Trump’s call for a different type of involvement by the federal government– seen by many blacks and whites alike as a call for a return to “olden days”– and his unbridled support for police in the face of the killing of George Floyd and other clear instances of excessive force is almost guaranteed to keep the vast majority of blacks away from the GOP.

So, it was no surprise to Blacks when Trump campaign officials defended the rally.

“As the party of Lincoln, Republicans are proud of the history of Juneteenth,” Katrina Pierson told the press. Pierson is senior adviser to the Trump campaign. “President Trump has built a record of success for Black Americans, including unprecedented low unemployment prior to the global pandemic, all-time high funding for Historically Black Colleges and Universities, and criminal justice reform.”

This “record of success,” however, is more Trump-speak– smoke, mirrors and misdirection.

While it’s true that Black unemployment reached a record low during the Trump administration (5.4% in August), the trend started under Obama, when Black unemployment dropped almost steadily from a recession high of 16.8% in March 2010 to 7.8% in January 2017. Giving credit where it is due, however, improvement did continue under Trump until the pandemic showed up. And Trump is not the first president to take credit for economic gains that began under a former administration.

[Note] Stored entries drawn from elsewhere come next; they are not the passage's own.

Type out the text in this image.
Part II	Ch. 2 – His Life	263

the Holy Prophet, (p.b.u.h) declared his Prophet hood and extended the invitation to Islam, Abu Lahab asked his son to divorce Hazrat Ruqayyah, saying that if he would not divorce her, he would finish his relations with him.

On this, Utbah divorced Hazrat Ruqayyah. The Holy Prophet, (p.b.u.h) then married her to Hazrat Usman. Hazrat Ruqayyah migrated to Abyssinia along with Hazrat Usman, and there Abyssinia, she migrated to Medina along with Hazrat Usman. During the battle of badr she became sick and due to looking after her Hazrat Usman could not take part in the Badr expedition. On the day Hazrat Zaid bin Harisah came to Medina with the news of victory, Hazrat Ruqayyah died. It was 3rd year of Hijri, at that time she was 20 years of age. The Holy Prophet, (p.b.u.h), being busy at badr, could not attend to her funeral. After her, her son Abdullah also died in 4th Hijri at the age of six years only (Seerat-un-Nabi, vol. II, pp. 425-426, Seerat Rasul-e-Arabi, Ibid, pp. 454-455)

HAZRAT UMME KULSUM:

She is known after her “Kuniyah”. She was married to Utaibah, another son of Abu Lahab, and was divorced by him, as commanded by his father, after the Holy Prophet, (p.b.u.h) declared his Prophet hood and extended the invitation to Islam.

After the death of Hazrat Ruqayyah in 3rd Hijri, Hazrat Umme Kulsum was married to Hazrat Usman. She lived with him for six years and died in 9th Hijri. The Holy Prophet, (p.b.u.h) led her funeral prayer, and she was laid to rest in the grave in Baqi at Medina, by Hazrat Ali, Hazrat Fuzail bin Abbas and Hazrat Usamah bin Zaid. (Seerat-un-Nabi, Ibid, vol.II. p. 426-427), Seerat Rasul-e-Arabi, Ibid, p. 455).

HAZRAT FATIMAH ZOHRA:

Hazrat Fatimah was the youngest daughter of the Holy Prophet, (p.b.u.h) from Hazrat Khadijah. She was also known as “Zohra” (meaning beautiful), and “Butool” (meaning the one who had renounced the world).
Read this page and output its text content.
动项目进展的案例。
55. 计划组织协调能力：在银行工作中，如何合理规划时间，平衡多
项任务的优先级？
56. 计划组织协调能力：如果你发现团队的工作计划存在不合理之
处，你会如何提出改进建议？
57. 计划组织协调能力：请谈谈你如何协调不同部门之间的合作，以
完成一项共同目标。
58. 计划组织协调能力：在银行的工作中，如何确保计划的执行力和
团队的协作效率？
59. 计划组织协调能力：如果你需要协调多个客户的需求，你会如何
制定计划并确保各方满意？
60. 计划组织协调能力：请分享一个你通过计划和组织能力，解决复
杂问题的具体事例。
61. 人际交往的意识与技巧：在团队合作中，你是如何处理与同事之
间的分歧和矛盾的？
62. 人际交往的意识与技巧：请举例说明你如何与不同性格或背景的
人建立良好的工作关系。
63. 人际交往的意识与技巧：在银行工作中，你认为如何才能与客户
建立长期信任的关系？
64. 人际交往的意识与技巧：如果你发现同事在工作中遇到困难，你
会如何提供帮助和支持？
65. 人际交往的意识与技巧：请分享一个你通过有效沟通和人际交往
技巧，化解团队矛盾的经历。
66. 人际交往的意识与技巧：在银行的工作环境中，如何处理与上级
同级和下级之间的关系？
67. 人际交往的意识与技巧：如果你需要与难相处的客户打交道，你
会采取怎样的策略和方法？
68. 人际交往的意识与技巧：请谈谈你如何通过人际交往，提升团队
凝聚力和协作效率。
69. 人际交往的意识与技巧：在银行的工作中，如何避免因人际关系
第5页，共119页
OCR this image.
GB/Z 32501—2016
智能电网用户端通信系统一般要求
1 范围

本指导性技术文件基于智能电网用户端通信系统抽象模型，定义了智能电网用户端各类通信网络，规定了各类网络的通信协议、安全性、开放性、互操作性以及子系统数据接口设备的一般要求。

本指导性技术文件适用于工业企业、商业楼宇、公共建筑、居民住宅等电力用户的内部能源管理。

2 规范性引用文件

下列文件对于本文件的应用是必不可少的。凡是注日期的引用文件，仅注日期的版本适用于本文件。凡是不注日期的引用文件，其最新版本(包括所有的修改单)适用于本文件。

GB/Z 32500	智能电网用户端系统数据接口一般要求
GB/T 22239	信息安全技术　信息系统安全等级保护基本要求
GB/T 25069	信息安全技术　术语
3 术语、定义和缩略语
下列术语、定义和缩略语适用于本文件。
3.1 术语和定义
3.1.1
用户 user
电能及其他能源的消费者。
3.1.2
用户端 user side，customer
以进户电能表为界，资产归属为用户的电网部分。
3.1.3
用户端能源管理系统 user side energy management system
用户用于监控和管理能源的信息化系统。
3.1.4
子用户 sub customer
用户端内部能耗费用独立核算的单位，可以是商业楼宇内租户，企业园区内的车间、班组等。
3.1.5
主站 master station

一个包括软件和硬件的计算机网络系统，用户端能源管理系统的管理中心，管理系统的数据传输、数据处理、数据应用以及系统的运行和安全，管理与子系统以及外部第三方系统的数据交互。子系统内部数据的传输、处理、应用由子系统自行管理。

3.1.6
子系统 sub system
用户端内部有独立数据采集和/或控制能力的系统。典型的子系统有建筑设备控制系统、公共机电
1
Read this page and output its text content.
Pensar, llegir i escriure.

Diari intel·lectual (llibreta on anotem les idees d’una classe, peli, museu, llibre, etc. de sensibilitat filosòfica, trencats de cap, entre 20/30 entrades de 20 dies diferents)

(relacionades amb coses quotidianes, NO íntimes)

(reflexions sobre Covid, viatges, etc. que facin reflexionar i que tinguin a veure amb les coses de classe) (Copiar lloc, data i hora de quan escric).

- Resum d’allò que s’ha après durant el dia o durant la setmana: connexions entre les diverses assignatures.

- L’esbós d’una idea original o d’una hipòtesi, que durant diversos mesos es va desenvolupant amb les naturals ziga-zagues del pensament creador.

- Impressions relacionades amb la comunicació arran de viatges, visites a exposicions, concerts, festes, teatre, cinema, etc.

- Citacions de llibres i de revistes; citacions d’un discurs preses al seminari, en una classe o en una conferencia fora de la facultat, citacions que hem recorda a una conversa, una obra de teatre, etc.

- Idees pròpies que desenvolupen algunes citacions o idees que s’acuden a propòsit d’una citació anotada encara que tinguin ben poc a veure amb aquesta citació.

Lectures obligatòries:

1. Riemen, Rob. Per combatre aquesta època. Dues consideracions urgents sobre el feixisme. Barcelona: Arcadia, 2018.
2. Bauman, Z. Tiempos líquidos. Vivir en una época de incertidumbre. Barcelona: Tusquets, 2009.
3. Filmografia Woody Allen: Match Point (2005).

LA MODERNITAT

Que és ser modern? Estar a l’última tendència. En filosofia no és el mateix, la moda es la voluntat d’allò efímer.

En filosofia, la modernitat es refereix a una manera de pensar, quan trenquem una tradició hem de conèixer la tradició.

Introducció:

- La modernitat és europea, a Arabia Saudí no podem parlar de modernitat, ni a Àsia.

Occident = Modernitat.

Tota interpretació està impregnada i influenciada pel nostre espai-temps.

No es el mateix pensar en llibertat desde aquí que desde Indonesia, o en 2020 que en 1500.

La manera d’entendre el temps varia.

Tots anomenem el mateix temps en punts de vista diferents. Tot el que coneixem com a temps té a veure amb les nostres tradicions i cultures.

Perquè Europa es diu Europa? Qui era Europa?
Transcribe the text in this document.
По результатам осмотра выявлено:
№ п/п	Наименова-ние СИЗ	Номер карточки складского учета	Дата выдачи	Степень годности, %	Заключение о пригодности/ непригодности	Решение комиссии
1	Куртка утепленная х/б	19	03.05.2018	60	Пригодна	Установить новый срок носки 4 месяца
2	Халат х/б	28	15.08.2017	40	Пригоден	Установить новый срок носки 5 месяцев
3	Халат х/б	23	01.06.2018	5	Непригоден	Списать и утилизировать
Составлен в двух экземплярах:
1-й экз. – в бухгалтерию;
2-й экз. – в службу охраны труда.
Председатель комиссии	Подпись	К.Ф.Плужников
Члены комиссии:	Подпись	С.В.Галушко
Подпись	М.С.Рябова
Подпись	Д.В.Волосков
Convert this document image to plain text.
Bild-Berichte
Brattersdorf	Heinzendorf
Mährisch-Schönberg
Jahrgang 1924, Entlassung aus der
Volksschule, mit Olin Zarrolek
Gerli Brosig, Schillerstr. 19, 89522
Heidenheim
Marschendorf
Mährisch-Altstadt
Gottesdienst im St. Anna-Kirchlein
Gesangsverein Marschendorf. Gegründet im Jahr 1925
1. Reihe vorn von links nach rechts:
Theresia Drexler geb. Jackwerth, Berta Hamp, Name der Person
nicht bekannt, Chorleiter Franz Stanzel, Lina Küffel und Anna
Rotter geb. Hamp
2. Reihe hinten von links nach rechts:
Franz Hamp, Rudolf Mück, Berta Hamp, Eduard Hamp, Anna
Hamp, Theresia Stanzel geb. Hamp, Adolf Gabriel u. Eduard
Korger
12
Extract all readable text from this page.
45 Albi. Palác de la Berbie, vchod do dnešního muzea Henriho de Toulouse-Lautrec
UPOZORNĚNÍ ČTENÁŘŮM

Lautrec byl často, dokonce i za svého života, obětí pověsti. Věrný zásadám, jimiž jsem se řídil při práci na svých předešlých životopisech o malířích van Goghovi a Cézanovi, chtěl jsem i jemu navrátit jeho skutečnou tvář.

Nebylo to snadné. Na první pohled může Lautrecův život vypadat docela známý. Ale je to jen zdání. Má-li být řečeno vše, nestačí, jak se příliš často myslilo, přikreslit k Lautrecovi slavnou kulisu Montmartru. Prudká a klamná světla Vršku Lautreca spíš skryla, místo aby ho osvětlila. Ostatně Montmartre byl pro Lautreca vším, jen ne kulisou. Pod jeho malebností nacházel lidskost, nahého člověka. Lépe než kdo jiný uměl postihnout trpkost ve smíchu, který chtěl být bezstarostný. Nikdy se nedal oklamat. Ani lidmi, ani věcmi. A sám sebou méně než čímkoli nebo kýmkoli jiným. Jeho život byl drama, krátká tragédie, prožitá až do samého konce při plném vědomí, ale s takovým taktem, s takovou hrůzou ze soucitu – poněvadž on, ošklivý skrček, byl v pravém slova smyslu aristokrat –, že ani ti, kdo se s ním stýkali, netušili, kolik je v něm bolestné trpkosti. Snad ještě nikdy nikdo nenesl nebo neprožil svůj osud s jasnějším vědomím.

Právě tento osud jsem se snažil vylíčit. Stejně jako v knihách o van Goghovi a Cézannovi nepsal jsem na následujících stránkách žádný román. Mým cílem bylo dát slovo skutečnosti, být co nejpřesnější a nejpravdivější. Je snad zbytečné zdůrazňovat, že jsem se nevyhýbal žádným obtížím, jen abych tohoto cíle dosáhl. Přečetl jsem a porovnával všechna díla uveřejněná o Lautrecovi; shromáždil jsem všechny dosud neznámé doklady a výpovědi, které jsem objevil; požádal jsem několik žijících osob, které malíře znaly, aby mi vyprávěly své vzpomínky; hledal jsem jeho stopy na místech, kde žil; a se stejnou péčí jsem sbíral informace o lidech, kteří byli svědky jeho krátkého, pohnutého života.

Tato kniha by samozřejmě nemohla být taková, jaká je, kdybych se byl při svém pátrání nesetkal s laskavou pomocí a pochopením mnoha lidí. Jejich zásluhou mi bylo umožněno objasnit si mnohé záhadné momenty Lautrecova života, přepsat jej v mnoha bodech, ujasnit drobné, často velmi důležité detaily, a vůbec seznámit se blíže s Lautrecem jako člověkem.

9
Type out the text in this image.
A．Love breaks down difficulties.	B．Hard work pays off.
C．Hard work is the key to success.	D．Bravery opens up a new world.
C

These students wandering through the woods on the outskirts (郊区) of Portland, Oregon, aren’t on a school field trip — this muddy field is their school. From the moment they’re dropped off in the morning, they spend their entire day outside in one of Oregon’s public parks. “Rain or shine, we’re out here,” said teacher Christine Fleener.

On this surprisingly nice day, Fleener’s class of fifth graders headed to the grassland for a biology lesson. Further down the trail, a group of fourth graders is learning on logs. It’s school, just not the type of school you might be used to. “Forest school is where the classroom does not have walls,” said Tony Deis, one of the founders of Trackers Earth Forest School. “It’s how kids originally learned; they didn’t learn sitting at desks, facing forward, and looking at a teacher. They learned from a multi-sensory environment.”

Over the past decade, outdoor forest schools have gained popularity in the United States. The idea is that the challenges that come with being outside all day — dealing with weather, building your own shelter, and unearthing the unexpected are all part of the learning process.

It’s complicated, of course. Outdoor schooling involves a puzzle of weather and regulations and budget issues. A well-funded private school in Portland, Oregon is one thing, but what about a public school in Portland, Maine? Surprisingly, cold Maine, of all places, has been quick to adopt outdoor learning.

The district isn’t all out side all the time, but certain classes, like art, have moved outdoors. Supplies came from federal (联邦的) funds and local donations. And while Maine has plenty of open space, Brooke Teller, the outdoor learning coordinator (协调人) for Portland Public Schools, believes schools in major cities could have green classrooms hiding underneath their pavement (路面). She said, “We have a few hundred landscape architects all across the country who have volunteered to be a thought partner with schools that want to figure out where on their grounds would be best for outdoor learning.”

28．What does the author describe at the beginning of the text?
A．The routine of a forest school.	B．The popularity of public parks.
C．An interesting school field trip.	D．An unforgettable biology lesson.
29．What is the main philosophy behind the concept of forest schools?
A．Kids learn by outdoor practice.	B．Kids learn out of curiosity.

But joblessness is only one indicator. For those actually working, a black household earned median income of $41,361 in 2018 under Trump. In 2000, under Obama, the median income was $43,380, according to the Census Bureau. “Best everything?” Simply not true.

Trump did come through for Black Colleges and Universities. He didn’t “rescue” them as he claimed, but the funding stream that was passed by Congress certainly helps. Over the last three years, HBCUs have seen a collective increase of more than $200 million in funding.

But as always with Trump, it’s a mixed message. Every year Trump’s White House proposes deep cuts to higher education. The 2018 White House proposal to restructure and slash TRIO programs by 40 percent, for example, would disproportionately affect HBCU students. Add to this the fact that Trump also has proposed eliminating the Strengthening Historically Black Colleges program, and his funding of HCBUs could be viewed, in the words of Wonderland Alice, as “curiouser and curiouser.”